Announcing the murder of Michael by his abductors, Bishop Kukah of Sokoto said Michael “and the wife of a doctor were arbitrarily separated from the group and killed.”
“Michael Nnadi is Igbo-Biafran by origin. Chances are that his murder is not unconnected to the ethnic profiling and cleansing,” a source from Nigeria told ACI Africa February 5.
A source in Nigeria recently told ACI Africa that the abductions and selected murders are being perpetrated by “a state-funded movement called: The Movement for Oneness and Jihad in West Africa (MOJWAS).”
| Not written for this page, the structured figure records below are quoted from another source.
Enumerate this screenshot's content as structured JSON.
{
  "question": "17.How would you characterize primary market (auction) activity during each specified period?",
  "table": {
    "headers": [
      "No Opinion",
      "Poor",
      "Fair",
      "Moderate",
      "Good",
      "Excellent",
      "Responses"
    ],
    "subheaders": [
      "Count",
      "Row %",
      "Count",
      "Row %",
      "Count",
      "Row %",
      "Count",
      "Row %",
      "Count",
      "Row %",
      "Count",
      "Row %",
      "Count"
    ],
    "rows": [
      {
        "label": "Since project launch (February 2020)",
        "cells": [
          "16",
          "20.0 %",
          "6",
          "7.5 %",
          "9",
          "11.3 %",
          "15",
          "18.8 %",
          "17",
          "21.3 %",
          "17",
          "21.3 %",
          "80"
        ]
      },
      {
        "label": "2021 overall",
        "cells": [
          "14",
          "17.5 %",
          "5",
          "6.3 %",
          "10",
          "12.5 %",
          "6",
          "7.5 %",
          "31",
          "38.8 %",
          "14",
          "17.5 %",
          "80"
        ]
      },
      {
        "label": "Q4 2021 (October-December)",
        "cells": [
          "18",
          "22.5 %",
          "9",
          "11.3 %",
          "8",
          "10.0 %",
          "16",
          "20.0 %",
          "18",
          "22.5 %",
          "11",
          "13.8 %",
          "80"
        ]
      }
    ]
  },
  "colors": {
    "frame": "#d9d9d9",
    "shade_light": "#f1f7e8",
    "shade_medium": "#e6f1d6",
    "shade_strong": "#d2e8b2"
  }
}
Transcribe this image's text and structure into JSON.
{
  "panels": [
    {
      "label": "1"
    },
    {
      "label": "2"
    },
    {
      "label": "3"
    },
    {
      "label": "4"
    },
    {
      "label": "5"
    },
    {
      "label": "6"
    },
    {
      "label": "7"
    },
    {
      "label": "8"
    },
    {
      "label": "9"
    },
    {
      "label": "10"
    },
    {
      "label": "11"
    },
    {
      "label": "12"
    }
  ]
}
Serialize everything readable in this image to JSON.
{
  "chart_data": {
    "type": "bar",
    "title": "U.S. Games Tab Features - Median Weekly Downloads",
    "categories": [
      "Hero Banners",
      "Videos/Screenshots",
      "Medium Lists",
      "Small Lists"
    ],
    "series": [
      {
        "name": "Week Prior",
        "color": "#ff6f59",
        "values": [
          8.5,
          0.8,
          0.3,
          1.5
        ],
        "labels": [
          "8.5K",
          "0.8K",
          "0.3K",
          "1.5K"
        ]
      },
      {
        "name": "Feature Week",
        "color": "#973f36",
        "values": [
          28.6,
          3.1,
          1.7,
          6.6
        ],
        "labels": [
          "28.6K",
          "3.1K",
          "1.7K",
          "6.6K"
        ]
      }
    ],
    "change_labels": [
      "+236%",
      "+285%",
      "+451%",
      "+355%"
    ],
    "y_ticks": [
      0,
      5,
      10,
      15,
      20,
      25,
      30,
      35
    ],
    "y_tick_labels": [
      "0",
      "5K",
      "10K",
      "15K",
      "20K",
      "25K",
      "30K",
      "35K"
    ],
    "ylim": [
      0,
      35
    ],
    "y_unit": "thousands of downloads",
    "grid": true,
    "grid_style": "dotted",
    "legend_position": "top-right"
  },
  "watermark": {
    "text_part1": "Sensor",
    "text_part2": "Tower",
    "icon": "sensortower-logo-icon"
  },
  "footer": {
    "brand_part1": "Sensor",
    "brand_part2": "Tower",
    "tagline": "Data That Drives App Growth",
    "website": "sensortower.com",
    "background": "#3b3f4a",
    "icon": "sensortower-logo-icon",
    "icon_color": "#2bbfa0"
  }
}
According to the source, MOJWAS has members “spread across West Africa – from central Mali, moving towards Nigeria, via Niger Republic with a strong alliance from some people and the Tillaberi region of Niger Republic. They are active in the Chad basin and joined Boko Haram and extend to the select and 3R groups in Central Africa Republic CAR.”
The agenda of MOJWAS, the source said, “is to conquer the rich river basin of the Benue valley for both economic and religious reasons.”
“Brothers and sisters let us rise and begin to talk,” the source told ACI Africa and added in reference to the Federal Government of Nigeria and the various States, “We must begin to engage this government at all levels now!”